Awalnya, hubungan antara Lala dan Yudhis tampak seperti kisah cinta klasik remaja yang penuh dengan romantisme dan kebahagiaan. Yudhis terlihat perhatian, penuh cinta, dan rela melakukan apa saja untuk Lala. Namun, seiring berjalannya waktu, hubungan ini perlahan berubah menjadi sesuatu yang jauh lebih gelap. Yudhis mulai menunjukkan sifat posesif dan pengendalian. Ia sering kali cemburu tanpa alasan, membatasi pergaulan Lala, dan bahkan mulai menggunakan kekerasan fisik serta emosional untuk menjaga kendali atas dirinya.
Lala, yang awalnya tergoda oleh pesona Yudhis, mulai menyadari bahwa hubungan mereka tidak lagi sehat. Ia terjebak dalam dilema antara cinta yang ia rasakan untuk Yudhis dan kebutuhan untuk melindungi dirinya dari bahaya yang semakin nyata. Yudhis, yang memiliki latar belakang keluarga yang bermasalah, menggunakan trauma masa kecilnya sebagai alasan untuk perilakunya yang kasar. Namun, hal itu hanya memperburuk situasi, membuat Lala merasa bersalah dan terjebak dalam siklus kekerasan.
Seiring berjalannya cerita, Lala harus membuat keputusan yang sulit: apakah ia akan bertahan dalam hubungan yang semakin tidak sehat atau melarikan diri untuk menyelamatkan dirinya. Film ini menggambarkan pergulatan batin Lala yang kompleks. Menunjukkan bahwa cinta tidak selalu berarti kebahagiaan dan bahwa hubungan yang sehat harus didasari oleh rasa saling menghormati, bukan pengendalian atau kekerasan.
Tema Utama Drama Posesif
Posesif menonjol karena berani mengangkat tema yang jarang diungkapkan dalam sinema Indonesia, yaitu kekerasan dalam pacaran. Kekerasan dalam hubungan romantis terutama di kalangan remaja. Sering kali dianggap sebagai isu yang sulit dibicarakan karena berbagai alasan termasuk ketakutan. Rasa malu atau kurangnya pemahaman tentang apa yang dianggap sebagai perilaku yang berbahaya dalam sebuah hubungan.
Dalam film ini, hubungan Lala dan Yudhis dengan jelas memperlihatkan bagaimana cinta yang awalnya indah dapat berubah menjadi hubungan yang beracun. Yudhis, yang awalnya tampak romantis dan penuh cinta, secara bertahap mulai menunjukkan sifat posesifnya. Ia cemburu terhadap teman-teman Lala, melarangnya untuk bergaul dengan orang lain, dan mulai mengisolasi Lala dari lingkungan sosialnya. Ini adalah tanda-tanda awal dari kekerasan emosional yang sering kali tidak disadari oleh korban.
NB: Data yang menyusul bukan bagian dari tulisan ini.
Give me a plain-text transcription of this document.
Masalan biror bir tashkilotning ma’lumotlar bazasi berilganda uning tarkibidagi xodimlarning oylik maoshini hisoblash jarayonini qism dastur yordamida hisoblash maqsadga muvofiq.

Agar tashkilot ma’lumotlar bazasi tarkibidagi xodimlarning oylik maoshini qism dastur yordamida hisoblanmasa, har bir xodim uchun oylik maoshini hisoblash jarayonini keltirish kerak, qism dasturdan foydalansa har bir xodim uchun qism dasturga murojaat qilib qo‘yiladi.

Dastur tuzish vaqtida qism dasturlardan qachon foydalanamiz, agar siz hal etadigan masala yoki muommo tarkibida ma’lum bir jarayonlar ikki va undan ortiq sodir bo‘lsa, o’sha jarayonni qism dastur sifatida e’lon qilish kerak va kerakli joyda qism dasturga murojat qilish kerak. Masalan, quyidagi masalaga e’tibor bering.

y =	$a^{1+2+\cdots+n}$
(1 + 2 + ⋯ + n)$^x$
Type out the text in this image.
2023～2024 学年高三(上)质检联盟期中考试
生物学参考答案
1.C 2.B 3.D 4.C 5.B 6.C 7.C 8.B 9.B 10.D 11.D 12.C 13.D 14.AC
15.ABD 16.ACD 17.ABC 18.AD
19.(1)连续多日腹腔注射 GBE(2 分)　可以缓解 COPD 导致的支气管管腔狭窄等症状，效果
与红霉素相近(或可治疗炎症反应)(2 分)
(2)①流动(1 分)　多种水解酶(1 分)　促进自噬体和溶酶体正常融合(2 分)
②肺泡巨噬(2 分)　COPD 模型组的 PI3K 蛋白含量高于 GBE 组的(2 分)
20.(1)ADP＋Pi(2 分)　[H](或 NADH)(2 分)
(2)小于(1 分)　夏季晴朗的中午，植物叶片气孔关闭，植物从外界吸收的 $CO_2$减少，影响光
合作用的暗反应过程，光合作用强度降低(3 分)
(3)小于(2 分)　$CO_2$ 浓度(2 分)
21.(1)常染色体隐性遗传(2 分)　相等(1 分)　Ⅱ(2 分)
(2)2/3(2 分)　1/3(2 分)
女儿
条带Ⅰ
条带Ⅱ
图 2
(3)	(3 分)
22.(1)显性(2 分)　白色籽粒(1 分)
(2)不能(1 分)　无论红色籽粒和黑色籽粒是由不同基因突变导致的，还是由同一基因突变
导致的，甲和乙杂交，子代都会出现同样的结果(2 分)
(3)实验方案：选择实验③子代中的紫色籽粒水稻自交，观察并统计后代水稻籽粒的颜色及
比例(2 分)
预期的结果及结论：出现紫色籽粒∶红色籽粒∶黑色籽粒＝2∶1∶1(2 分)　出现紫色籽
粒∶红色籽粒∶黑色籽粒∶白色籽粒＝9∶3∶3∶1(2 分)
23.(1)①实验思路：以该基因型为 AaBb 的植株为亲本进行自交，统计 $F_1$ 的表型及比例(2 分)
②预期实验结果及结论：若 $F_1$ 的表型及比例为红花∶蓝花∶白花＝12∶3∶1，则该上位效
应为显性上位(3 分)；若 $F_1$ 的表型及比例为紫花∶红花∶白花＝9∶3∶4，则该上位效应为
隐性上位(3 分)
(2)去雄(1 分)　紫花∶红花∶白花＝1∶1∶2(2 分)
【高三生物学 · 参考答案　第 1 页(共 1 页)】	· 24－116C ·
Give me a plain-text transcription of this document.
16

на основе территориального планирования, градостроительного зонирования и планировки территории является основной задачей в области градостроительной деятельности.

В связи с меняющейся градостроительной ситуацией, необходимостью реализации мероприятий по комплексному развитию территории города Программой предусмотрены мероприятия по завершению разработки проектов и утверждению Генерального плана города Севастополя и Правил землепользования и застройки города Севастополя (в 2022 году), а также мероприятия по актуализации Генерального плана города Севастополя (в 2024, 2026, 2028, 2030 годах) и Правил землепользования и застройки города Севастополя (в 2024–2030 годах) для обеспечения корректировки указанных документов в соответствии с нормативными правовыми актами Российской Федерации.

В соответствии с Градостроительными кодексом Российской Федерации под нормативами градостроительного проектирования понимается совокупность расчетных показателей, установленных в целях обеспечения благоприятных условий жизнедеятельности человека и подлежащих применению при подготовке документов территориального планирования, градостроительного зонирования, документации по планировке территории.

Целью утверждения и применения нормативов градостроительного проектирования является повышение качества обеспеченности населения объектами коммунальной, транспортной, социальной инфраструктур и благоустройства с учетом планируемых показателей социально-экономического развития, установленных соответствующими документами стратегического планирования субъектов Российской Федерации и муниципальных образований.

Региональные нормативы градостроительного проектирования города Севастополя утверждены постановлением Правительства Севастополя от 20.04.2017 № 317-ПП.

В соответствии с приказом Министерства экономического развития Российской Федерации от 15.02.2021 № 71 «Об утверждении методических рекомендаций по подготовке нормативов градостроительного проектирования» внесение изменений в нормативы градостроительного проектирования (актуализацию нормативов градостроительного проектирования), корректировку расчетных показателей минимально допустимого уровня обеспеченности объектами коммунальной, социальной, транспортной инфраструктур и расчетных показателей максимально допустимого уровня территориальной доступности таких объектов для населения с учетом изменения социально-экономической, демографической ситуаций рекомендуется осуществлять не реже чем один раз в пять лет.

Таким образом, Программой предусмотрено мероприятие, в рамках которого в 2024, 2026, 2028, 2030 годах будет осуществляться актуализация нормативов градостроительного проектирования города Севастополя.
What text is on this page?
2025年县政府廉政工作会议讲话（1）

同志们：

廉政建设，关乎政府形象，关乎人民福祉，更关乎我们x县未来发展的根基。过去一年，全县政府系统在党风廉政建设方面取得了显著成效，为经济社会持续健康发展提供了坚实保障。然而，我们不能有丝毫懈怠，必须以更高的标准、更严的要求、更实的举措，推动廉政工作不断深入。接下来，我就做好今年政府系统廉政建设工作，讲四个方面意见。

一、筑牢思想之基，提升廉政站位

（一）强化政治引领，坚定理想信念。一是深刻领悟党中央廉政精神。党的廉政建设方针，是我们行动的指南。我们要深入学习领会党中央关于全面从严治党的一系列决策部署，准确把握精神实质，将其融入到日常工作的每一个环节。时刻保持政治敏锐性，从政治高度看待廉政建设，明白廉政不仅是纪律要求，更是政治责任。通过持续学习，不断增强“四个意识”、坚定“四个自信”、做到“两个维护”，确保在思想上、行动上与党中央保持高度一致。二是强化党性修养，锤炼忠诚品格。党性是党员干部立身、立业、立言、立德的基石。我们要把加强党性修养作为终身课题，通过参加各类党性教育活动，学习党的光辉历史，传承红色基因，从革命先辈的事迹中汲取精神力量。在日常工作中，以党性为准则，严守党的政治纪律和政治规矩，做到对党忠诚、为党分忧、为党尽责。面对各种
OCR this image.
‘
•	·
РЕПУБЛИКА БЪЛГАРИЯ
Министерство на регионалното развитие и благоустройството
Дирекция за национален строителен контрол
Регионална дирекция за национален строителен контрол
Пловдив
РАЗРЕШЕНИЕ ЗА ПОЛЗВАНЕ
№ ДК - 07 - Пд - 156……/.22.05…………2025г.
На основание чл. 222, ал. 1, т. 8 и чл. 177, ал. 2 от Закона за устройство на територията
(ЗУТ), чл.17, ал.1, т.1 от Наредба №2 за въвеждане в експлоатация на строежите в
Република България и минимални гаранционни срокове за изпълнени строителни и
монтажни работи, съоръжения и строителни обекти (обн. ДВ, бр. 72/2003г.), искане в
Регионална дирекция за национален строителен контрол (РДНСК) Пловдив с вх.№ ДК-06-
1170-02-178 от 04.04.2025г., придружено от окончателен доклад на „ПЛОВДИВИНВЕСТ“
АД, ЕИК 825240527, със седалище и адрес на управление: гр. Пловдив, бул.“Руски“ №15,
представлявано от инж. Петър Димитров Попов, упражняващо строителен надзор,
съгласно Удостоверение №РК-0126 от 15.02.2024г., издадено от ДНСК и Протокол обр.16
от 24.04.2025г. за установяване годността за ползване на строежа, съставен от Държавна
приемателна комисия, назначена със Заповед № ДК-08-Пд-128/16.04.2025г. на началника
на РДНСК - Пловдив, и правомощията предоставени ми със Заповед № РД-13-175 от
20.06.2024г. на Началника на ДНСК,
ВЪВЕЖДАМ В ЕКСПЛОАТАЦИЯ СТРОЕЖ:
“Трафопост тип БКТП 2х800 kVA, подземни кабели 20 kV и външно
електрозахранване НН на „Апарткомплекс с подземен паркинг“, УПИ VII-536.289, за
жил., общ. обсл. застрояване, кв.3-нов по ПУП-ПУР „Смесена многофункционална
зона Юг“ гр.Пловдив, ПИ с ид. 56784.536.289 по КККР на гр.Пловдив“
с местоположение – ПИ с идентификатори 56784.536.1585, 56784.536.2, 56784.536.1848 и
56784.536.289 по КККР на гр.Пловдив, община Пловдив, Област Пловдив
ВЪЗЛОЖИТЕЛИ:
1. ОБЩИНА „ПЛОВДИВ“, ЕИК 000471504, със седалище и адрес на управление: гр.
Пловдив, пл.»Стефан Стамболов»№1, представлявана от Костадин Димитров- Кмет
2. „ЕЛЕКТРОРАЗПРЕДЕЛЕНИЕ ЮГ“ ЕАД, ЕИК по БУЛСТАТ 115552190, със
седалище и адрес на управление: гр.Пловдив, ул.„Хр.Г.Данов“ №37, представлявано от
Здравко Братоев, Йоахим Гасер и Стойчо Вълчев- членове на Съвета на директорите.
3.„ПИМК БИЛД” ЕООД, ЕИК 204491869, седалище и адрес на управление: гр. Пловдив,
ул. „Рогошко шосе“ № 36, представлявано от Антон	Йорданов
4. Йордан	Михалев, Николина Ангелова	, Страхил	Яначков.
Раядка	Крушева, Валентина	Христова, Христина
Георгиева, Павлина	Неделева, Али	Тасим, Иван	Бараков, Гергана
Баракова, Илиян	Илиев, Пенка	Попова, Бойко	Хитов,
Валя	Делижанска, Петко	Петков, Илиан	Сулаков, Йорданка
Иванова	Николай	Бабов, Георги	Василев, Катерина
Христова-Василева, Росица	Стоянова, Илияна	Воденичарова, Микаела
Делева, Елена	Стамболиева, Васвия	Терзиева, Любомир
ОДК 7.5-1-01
Selain posesif dan cemburu, film ini juga menyoroti bagaimana pelaku kekerasan sering kali menggunakan trauma masa lalu atau rasa bersalah untuk membenarkan perilaku mereka. Yudhis, misalnya, menggunakan cerita tentang masa kecilnya yang penuh dengan kekerasan untuk menarik simpati dari Lala. Ia membuat Lala merasa bersalah karena ingin meninggalkannya, sehingga membuatnya sulit untuk keluar dari hubungan tersebut.
Kekerasan fisik juga menjadi bagian dari dinamika hubungan ini. Yudhis mulai menunjukkan kekerasan fisik ketika ia merasa kehilangan kendali atas Lala dan ini adalah eskalasi alami dari kekerasan emosional yang telah ia lakukan. Film ini dengan jelas menggambarkan siklus kekerasan di mana korban sering kali merasa bingung, takut. Namun tetap terjebak karena merasa masih mencintai pelaku.
Baca Juga: Bad Memory Eraser – Seorang Atlet Tenis Gemilang Yang Terpuruk Sebab Cedera Yang Di Alaminya
Karakter Dan Akting Drama Posesif
Salah satu kekuatan terbesar dari Posesif adalah penampilan luar biasa dari para pemerannya, terutama Putri Marino dan Adipati Dolken. Putri Marino, yang memulai debutnya sebagai pemeran utama dalam film ini, berhasil menyampaikan kompleksitas emosional dari karakter Lala. Ia menggambarkan sosok remaja yang berusaha menyeimbangkan kehidupannya antara cinta dan impian. Sambil berjuang menghadapi realitas pahit dari hubungan yang tidak sehat. Akting Putri yang sangat natural membuat penonton merasa terhubung dengan karakternya dan ikut merasakan setiap penderitaan dan ketakutan yang ia alami.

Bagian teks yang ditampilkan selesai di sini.